A promising young high school senior is shot weeks before graduation, capping a violent school year for Chicago Public School students. Another student is killed at a store, while another Percy Julian student is slain on a bus. An Irish Catholic priest speaks to the pain of the South Side community at two funerals for the students one week apart. A 15-year-old Austin high school student is brutally raped and beaten in a public alley-barely 50 people show up at a community meeting in response.

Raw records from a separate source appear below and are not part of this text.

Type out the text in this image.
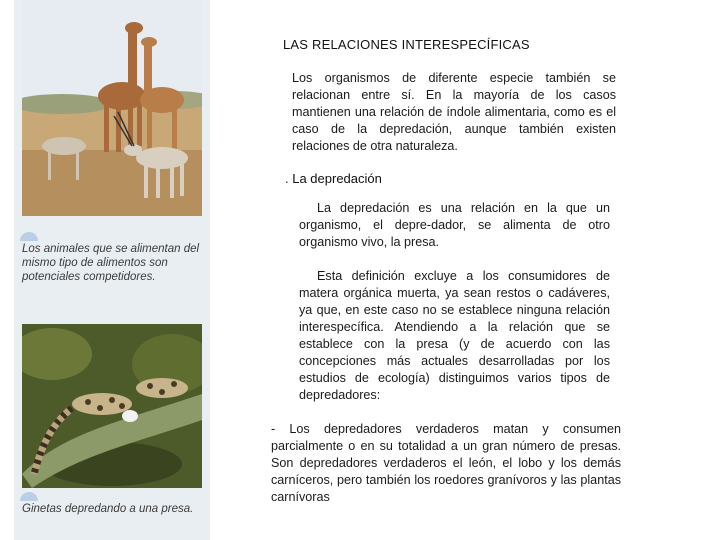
Los animales que se alimentan del mismo tipo de alimentos son potenciales competidores.
Ginetas depredando a una presa.
LAS RELACIONES INTERESPECÍFICAS

Los organismos de diferente especie también se relacionan entre sí. En la mayoría de los casos mantienen una relación de índole alimentaria, como es el caso de la depredación, aunque también existen relaciones de otra naturaleza.

. La depredación

La depredación es una relación en la que un organismo, el depre-dador, se alimenta de otro organismo vivo, la presa.

Esta definición excluye a los consumidores de matera orgánica muerta, ya sean restos o cadáveres, ya que, en este caso no se establece ninguna relación interespecífica. Atendiendo a la relación que se establece con la presa (y de acuerdo con las concepciones más actuales desarrolladas por los estudios de ecología) distinguimos varios tipos de depredadores:

- Los depredadores verdaderos matan y consumen parcialmente o en su totalidad a un gran número de presas. Son depredadores verdaderos el león, el lobo y los demás carníceros, pero también los roedores granívoros y las plantas carnívoras
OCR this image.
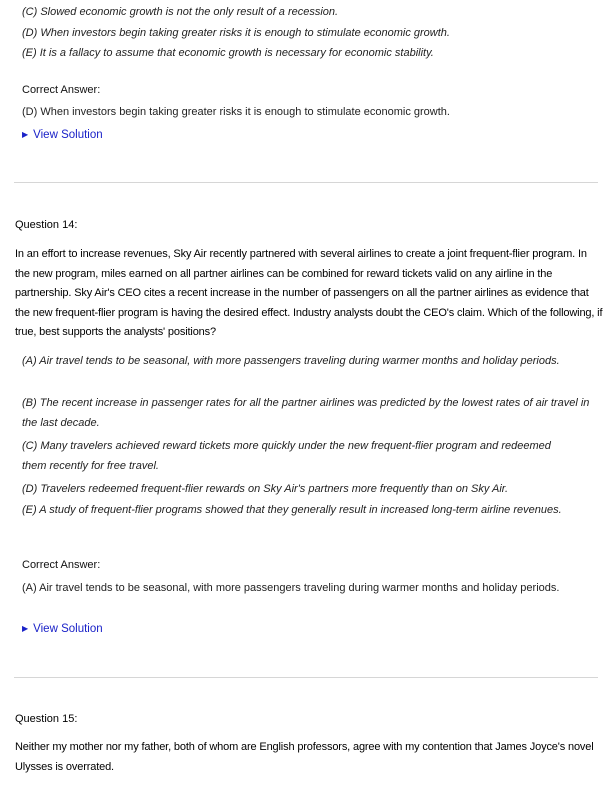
(C) Slowed economic growth is not the only result of a recession.
(D) When investors begin taking greater risks it is enough to stimulate economic growth.
(E) It is a fallacy to assume that economic growth is necessary for economic stability.
Correct Answer:
(D) When investors begin taking greater risks it is enough to stimulate economic growth.
▶ View Solution
Question 14:
In an effort to increase revenues, Sky Air recently partnered with several airlines to create a joint frequent-flier program. In the new program, miles earned on all partner airlines can be combined for reward tickets valid on any airline in the partnership. Sky Air's CEO cites a recent increase in the number of passengers on all the partner airlines as evidence that the new frequent-flier program is having the desired effect. Industry analysts doubt the CEO's claim. Which of the following, if true, best supports the analysts' positions?
(A) Air travel tends to be seasonal, with more passengers traveling during warmer months and holiday periods.
(B) The recent increase in passenger rates for all the partner airlines was predicted by the lowest rates of air travel in the last decade.
(C) Many travelers achieved reward tickets more quickly under the new frequent-flier program and redeemed them recently for free travel.
(D) Travelers redeemed frequent-flier rewards on Sky Air's partners more frequently than on Sky Air.
(E) A study of frequent-flier programs showed that they generally result in increased long-term airline revenues.
Correct Answer:
(A) Air travel tends to be seasonal, with more passengers traveling during warmer months and holiday periods.
▶ View Solution
Question 15:
Neither my mother nor my father, both of whom are English professors, agree with my contention that James Joyce's novel Ulysses is overrated.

Children have been killed by stray bullets coming into their homes in Englewood and Humboldt Park. Recently, children on the North Side during a school march marked the 16th anniversary of 7-year-old Dantrell Davis’ shooting. A recent Sun-Times newspaper series concludes that inner-city children’s primary fear is getting shot. Their basic goal and hope is staying alive. Their preoccupation is not planning futures but avoiding funerals. Many of these children, born in troubled conditions, will grow up to be troubled young adults. I suspect the anticipated long and deep economic recession will make the conditions these children grow up in worse.
What’s really going on in urban black communities? Tension-filled, dysfunctional families, segregated from economic opportunities, under-funded schools, and cultural degradation-all this helps produce the tragic context behind the bizarre headlines.
Most tragic of all is the spiritual and psychological fatigue that settles in a community suffering from this senseless violence. How can a community function civilly with exploitation and insanity as the norm? It can’t.
The scriptures (Ephesians 4:12, Romans 12:2) give insight into how people and context are really transformed. The renewal of the spirit and mind-or the spirit of the mind-enables us to change our lives and condition.
We must develop a vision for this generation with a renewed spirit of our minds. The black community must develop an agenda to deal with our spiritual predicament and tragic condition. Going forward, I believe we must focus on three main areas: spiritual development, intellectual development, and economic development. We will be able to deal with none of these without understanding the interrelationship of all three. One: we must focus upon spiritual conversion and restoration of values. Jesus says we must be “born again”. Our soul must be saved. There must be a surrender and submission to God and for a will bigger than our sinful self-centeredness. Only righteousness from the heart can reconstruct our families and the village to raise wholesome children.
Two: educational, or intellectual, development must be co-equal with spiritual conversion. Recreating a culture that values education and excellence is vital. The celebration of ignorance is killing us, literally. We must take back responsibility for educating our children. The shame of Illinois is we have the most dynamic and powerful community of black people in the Diaspora, but black children in this state are wasting away in the most under-funded schools in the nation.
Lastly: we must promote economic development at the community level. No other community would envision itself functioning properly without local people controlling their local economy. Black insanity erodes the trust necessary for local economic development. Yet, the current economic struggles of corporate giants mean there will be a window of opportunity for us to focus on building locally-controlled, community economies. We must turn to each other and not on each other to build a local economy.
As chairman of the LEADER’s Network, I can attest that we have young, visionary leaders in our midst ready to move forward by faith and not backward by fears. A summit for black Chicago is in order to development a specific community agenda; one that strengthens our faith, communities, and prioritizes education and economic development. Let us be renewed in the spirit of our minds-the transformation of our communities will follow.